Resources
Authors & Affiliations
Yannis Bendi-Ouis, Xavier Hinaut
Abstract
With the recent success of Transformers in the field of automatic natural language processing [1], it has become clear that we are able to create complex, high-performance neural network architectures that can extract, combine and transform information to meet a specific objective, such as predicting the next word in a text.

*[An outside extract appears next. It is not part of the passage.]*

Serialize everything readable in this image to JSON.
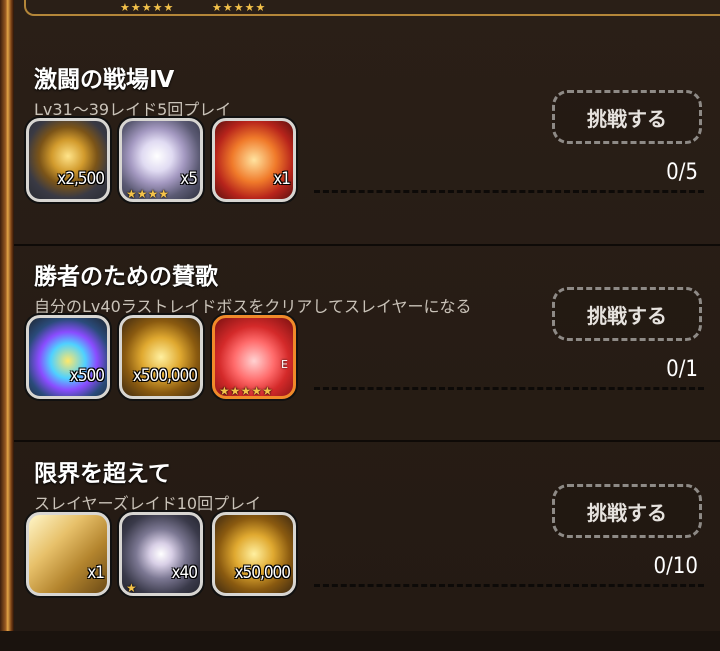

However, to function, Transformers need to receive a context of all N elements of the past sequence (N = 2k to 32k tokens) at each time step, causing the number of computations to grow quadratically (N^2) with the length of the sequence [1].
This "perfect" memory of a context of thousands of elements is equivalent in neuroscience to a biologically unrealistic working memory. In order to be more biologically plausible, we propose to drastically reduce the size of this context (allowing more local and less costly computations), while introducing recurrences allowing the use of a longer-term working memory.
An efficient and biologically plausible way to have recurrences is to place oneself in the Reservoir Computing paradigm [2], where the recurrent connections are random and the output layer serves as a readout trained by linear regression (or equivalence). For computational neuroscience, Reservoir Computing is a very interesting approach for modeling high-dimensional non-linear computations with low computational complexity.
Unlike other approaches that seek to modify the calculations behind attention (RWKV [5], RetNet [6]), we propose to combine these two models so as to benefit from both the attentional computations of Transformers and the working memory of Reservoir Computing.
In the same way that dendritic computations [4] show us that neurons are capable of more complex computations, we believe that it may be interesting to replace the neurons (tanh unit) present in a Reservoir with more complex units, such as the attention blocks present in Transformers, even for a short period of time.
We are evaluating two new architectures on a set of sequential tasks (e.g. SequentialMnist): one containing units equivalent to the transformers' attention blocks (fig A), and the other (fig C) decomposing the attention block into two types of unit (fig B): a unit based on the QKV (Query-Key-Value) mechanism and another unit of "memories" [3] (Feed-Forward), thus making it possible to model different brain structures (cortex, hippocampus).